The company closed its Heysham 1 and Hartlepool nuclear power plants in the second quarter of 2014 after finding an earlier defect causing their eight nuclear power stations to generate almost 7% less energy compared with the previous 12 months.
Combined with a one-off charge of £136 million relating to the fall in value of gas generating and storage assets this has caused UK profits to fall to £649 million in 2014 compared to £863 million in 2013.
Vincent De Rivaz, Chief Executive, EDF Energy, said: “Despite challenging market conditions, EDF Energy increased its investment in the UK.
“Customers will benefit from this long term approach with more low carbon electricity for the future. Our spending on research and development has underpinned our ability to safely extend the lives of our nuclear power stations.”
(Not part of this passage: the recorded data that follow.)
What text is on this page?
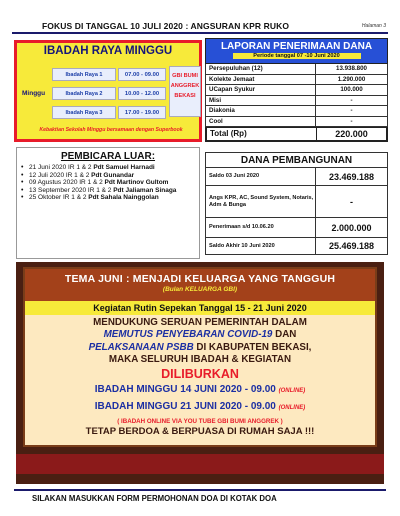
FOKUS DI TANGGAL 10 JULI 2020 : ANGSURAN KPR RUKO	Halaman 3
IBADAH RAYA MINGGU
Minggu
Ibadah Raya 1	07.00 - 09.00
Ibadah Raya 2	10.00 - 12.00
Ibadah Raya 3	17.00 - 19.00
GBI BUMI ANGGREK BEKASI
Kebaktian Sekolah Minggu bersamaan dengan Superbook
LAPORAN PENERIMAAN DANA
Periode tanggal 07 -10 Juni 2020
Persepuluhan (12)	13.938.800
Kolekte Jemaat	1.290.000
UCapan Syukur	100.000
Misi	-
Diakonia	-
Cool	-
Total (Rp)	220.000
DANA PEMBANGUNAN
Saldo 03 Juni 2020	23.469.188
Angs KPR, AC, Sound System, Notaris, Adm & Bunga	-
Penerimaan s/d 10.06.20	2.000.000
Saldo Akhir 10 Juni 2020	25.469.188
PEMBICARA LUAR:
• 21 Juni 2020 IR 1 & 2 Pdt Samuel Harnadi
• 12 Juli 2020 IR 1 & 2 Pdt Gunandar
• 09 Agustus 2020 IR 1 & 2 Pdt Martinov Gultom
• 13 September 2020 IR 1 & 2 Pdt Jaliaman Sinaga
• 25 Oktober IR 1 & 2 Pdt Sahala Nainggolan
TEMA JUNI : MENJADI KELUARGA YANG TANGGUH
(Bulan KELUARGA GBI)
Kegiatan Rutin Sepekan Tanggal 15 - 21 Juni 2020
MENDUKUNG SERUAN PEMERINTAH DALAM
MEMUTUS PENYEBARAN COVID-19 DAN
PELAKSANAAN PSBB DI KABUPATEN BEKASI,
MAKA SELURUH IBADAH & KEGIATAN
DILIBURKAN
IBADAH MINGGU 14 JUNI 2020 - 09.00 (ONLINE)
IBADAH MINGGU 21 JUNI 2020 - 09.00 (ONLINE)
( IBADAH ONLINE VIA YOU TUBE GBI BUMI ANGGREK )
TETAP BERDOA & BERPUASA DI RUMAH SAJA !!!
SILAKAN MASUKKAN FORM PERMOHONAN DOA DI KOTAK DOA
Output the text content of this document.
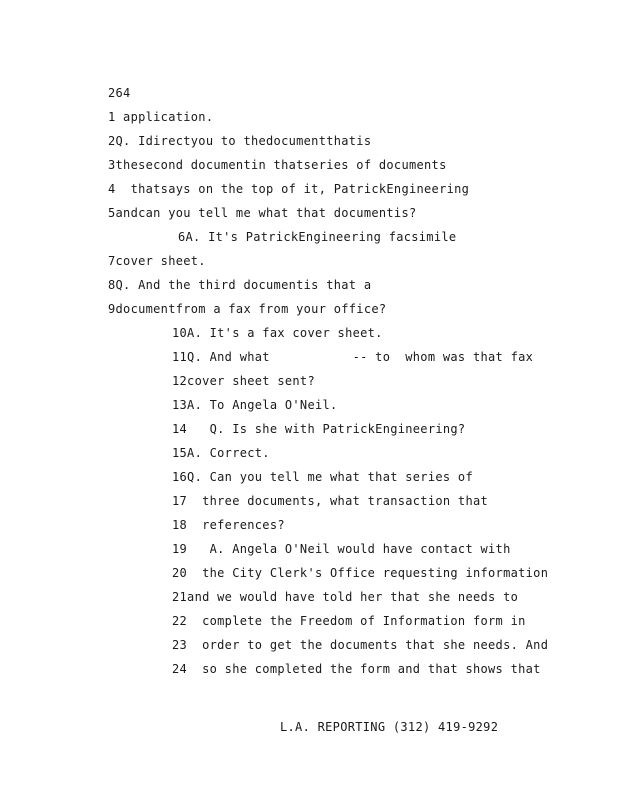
264
1 application.
2Q. Idirectyou to thedocumentthatis
3thesecond documentin thatseries of documents
4  thatsays on the top of it, PatrickEngineering
5andcan you tell me what that documentis?
6A. It's PatrickEngineering facsimile
7cover sheet.
8Q. And the third documentis that a
9documentfrom a fax from your office?
10A. It's a fax cover sheet.
11Q. And what           -- to  whom was that fax
12cover sheet sent?
13A. To Angela O'Neil.
14   Q. Is she with PatrickEngineering?
15A. Correct.
16Q. Can you tell me what that series of
17  three documents, what transaction that
18  references?
19   A. Angela O'Neil would have contact with
20  the City Clerk's Office requesting information
21and we would have told her that she needs to
22  complete the Freedom of Information form in
23  order to get the documents that she needs. And
24  so she completed the form and that shows that
L.A. REPORTING (312) 419-9292
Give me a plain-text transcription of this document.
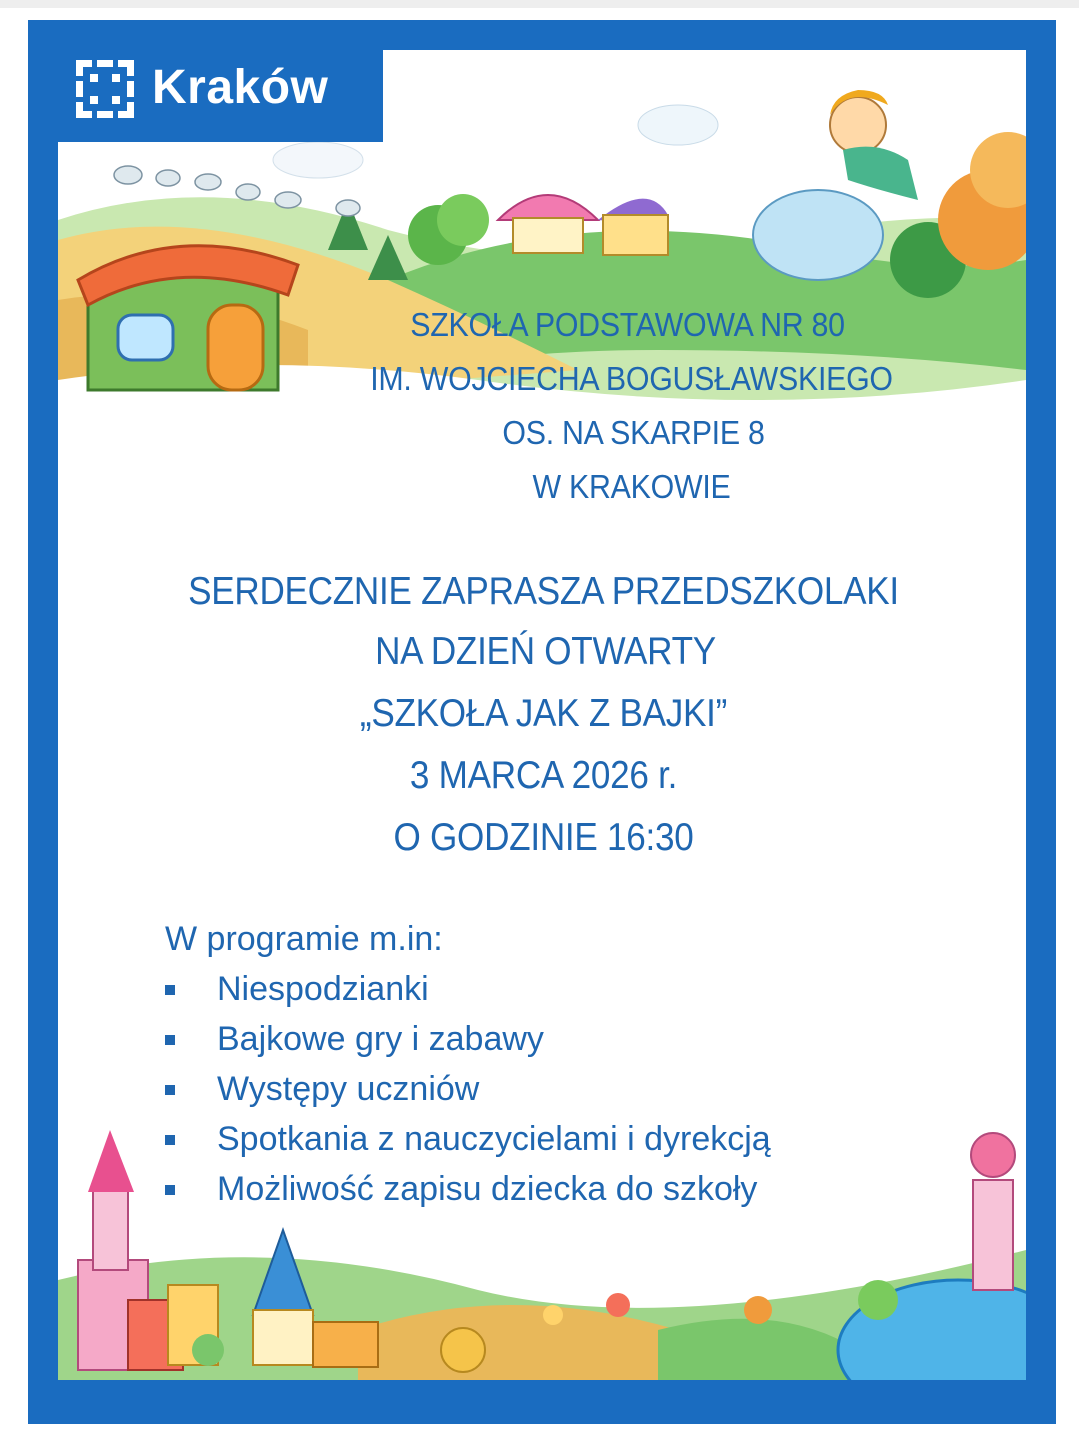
Kraków
SZKOŁA PODSTAWOWA NR 80
IM. WOJCIECHA BOGUSŁAWSKIEGO
OS. NA SKARPIE 8
W KRAKOWIE
SERDECZNIE ZAPRASZA PRZEDSZKOLAKI
NA DZIEŃ OTWARTY
„SZKOŁA JAK Z BAJKI”
3 MARCA 2026 r.
O GODZINIE 16:30
W programie m.in:
Niespodzianki
Bajkowe gry i zabawy
Występy uczniów
Spotkania z nauczycielami i dyrekcją
Możliwość zapisu dziecka do szkoły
EDF Energy was the last major firm to cut gas prices in the wake of falling wholesale costs cutting tariffs by 1.3%.
The company announced this year that it had extended the expected life of Dungeness B nuclear power station in Kent by 10 years to 2028, but has also delayed the decision over the Hinkley Point reactor – potentially the first new British reactor in over 30 years. The last three years has seen the company invest £3.7 billion in the UK.
Results for the EDF group – which also generates power in France, Italy and other European countries – showed annual earnings up 6.5% to 17.3 billion euros (£12.9 billion).